God’s statement that a church is a body — an organism — is no mere metaphor. The Holy Spirit actually enables believers to function as organs within the body of Christ, each one doing his part, so that the body works as a whole (Eph. 4:11-16; Rom 12:1-10; 1 Cor. 12).

When a traditional organization compartmentalizes or isolates ministries, it destroys that New Testament church body life. The apostles brought folk with diverse gifts into the same groups. A small group that performs all of the vital, NT ministries becomes much healthier than any group that specializes in just one ministry such as Bible study. For example, in traditional Sunday School classes, very few believers ever discern or employ their God-given gifts.

Practice interactive, “body” life between churches and cells as well as within them.

Practical love between congregations is common in the New Testament. An isolated cell group or congregation cannot function healthily, for it becomes ingrown and unbalanced. Jesus said, “By this all men will know that you are My disciples, if you love one another” (John 13:35). Isolated churches lack such interactive love on an inter-church level.

If you lead a small church or cell group, then help it cooperate with other, similar groups. For example, if your group is weak in evangelism, do not always seek another, more effective, evangelism method. Rather, look for someone who can help you, someone in another group or church, who has a gift of evangelism and is willing to assist you, as you in turn aid that group in some way.

Provide ample time during meetings simply to chat, eat, pray for one another, report on last week’s acts of service, and make plans for activities to do during the coming week.

Do not schedule every minute ahead of time; allow time for folk to mix and to exercise their gifts. Let shy newcomers or visitors simply observe, if they prefer, while ensuring that someone befriends them.

 Resources For While You …

Dialogue. The New Testament commands over sixty times that believers serve reciprocally, usually with the words “one another.”

New Testament “one another” commands

Ward off wolves. A humorous portrayal of wolves alerts shepherds and all believers to recognize such predators by the tracks they leave as they prowl around your flock:

Drive off sheep-stealing wolves

Explore Communion’s mystery. Watch a family wrestle with questions about Communion:

Communion’s mystery gives joy to little Tino

Remain a family. Some church bodies bog down spiritually when following a commercial, business model of organization. This penetrating study examines the organizational dynamics of healthy churches:

Church — a family or a business

Safeguard your flock’s identity.
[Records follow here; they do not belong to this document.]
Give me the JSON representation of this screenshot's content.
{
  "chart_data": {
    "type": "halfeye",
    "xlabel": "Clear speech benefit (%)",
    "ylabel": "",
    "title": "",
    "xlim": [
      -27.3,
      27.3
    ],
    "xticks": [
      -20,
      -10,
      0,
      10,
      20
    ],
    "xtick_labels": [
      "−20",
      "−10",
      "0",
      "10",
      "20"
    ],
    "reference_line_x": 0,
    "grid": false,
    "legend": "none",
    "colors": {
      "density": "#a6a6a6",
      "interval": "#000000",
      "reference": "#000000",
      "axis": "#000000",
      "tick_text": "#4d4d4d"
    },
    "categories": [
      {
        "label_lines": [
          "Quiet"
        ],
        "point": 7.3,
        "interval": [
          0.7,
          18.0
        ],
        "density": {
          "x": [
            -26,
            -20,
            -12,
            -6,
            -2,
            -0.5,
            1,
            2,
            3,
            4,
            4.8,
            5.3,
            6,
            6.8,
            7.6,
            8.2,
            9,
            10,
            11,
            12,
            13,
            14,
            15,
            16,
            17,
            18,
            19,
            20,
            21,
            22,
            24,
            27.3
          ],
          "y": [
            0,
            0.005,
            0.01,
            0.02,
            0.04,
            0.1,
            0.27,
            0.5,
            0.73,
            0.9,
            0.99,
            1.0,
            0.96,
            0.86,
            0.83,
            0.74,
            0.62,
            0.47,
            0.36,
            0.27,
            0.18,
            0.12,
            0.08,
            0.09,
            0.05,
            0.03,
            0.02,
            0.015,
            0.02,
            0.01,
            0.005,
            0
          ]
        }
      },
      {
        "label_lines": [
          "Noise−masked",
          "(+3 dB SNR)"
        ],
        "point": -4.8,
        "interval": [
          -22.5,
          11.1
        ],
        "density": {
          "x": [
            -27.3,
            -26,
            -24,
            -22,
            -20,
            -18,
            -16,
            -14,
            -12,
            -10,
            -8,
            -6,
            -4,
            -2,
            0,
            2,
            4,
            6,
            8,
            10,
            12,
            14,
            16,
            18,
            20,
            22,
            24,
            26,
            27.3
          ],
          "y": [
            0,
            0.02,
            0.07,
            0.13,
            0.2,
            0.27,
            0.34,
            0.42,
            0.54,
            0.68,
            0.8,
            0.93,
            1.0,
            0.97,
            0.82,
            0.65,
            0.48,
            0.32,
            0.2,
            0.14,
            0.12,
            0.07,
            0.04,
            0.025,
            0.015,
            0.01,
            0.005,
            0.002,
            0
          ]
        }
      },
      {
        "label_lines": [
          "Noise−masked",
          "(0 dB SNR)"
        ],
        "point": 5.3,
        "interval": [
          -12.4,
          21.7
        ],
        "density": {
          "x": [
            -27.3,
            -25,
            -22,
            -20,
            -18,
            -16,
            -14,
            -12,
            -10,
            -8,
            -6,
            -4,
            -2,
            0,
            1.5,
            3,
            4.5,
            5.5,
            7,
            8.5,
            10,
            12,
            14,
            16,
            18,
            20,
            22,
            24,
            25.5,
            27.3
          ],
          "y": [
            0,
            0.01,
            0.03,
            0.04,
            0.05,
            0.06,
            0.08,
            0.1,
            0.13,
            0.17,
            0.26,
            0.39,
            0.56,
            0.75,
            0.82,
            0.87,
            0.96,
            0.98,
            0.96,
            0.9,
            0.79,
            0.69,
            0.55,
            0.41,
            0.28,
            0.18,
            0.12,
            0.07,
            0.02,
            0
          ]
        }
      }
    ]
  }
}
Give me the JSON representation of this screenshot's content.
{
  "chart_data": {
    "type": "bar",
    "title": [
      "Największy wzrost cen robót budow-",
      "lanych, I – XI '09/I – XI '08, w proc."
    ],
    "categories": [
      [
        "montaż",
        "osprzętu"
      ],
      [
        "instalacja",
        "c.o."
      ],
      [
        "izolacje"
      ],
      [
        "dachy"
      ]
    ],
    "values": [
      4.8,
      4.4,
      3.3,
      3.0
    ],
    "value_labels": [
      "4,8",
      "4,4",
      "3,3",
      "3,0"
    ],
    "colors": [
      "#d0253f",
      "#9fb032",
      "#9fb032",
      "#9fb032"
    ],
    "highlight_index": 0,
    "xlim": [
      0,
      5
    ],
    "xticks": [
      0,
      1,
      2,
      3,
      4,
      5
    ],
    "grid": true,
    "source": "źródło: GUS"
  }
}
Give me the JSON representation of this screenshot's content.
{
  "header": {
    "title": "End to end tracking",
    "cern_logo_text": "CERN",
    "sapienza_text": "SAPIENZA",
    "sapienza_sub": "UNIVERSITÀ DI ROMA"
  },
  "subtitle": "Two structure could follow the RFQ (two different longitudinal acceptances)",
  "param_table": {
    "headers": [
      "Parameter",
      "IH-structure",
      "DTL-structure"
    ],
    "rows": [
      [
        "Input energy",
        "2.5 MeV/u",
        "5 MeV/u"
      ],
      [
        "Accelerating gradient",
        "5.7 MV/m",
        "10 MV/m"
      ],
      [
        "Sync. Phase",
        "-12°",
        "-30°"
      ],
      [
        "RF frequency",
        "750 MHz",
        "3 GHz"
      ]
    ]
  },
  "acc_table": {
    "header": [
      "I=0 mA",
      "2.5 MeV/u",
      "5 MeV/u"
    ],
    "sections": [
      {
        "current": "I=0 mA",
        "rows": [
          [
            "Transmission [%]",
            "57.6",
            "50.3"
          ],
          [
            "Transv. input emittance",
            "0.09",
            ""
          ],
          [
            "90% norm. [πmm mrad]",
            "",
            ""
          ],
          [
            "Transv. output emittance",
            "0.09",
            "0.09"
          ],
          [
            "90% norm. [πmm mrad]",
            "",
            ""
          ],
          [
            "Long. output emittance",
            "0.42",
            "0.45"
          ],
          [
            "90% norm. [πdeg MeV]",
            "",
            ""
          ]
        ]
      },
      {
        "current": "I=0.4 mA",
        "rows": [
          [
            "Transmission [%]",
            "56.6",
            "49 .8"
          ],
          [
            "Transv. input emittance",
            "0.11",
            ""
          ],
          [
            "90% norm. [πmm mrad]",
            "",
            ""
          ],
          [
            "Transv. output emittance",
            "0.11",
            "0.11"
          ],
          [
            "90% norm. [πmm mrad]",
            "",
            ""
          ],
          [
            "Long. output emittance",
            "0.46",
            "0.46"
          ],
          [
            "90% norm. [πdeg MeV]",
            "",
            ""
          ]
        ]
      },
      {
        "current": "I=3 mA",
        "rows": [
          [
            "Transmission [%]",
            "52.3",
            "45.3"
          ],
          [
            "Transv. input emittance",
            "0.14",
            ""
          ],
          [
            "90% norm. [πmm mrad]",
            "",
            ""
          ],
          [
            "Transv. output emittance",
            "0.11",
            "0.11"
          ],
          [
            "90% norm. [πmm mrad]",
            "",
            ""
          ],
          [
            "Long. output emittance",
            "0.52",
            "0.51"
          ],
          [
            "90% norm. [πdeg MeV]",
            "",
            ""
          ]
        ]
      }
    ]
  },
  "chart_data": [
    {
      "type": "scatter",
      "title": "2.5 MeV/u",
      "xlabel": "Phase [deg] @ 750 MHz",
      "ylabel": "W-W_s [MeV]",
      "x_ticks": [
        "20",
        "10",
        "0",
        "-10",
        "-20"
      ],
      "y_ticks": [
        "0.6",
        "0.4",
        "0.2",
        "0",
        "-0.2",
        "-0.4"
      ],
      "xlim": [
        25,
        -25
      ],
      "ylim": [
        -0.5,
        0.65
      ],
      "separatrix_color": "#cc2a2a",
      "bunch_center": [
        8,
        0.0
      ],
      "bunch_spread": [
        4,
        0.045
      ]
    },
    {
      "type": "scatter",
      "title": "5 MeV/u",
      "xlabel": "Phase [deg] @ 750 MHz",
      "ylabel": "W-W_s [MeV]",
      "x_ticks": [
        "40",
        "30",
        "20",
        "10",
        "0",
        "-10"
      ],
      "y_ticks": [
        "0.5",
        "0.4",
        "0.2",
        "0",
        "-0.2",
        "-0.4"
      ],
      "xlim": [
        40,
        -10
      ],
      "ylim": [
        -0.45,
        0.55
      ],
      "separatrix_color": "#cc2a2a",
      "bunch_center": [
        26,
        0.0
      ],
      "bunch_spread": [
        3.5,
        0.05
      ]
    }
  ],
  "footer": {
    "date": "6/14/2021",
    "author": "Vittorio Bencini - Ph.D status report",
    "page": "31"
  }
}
Let a brief covenant identify what your new church or cell group is and does, and affirm it with a serious ceremony:

New churches and cells resolve by covenant to be a loving body

Common Traps To Avoid

Let excessive monologue stifle group discussion and interaction.

Segregate children by age, too much.

Let children develop normal relationships with those of other ages and with adults. Let obedient children disciple younger ones; this helps all grow in Christ and develop leadership skills.

Schedule an order of service so tightly that it leaves no time for spontaneous interaction. Leave room ofr the Holy Spirit to move and to speak.

View the Lord’s Supper rationalistically.

This keeps participants from experiencing the mystical Presence of Christ.

Failing to practice interactive body life between groups.

A group small enough to interact is too small to have all the spiritual gifts needed to do all the ministries that God requires. A small group must interact with other groups, to achieve all vital tasks. The New Testament letters reveal many instances of believers helping other churches.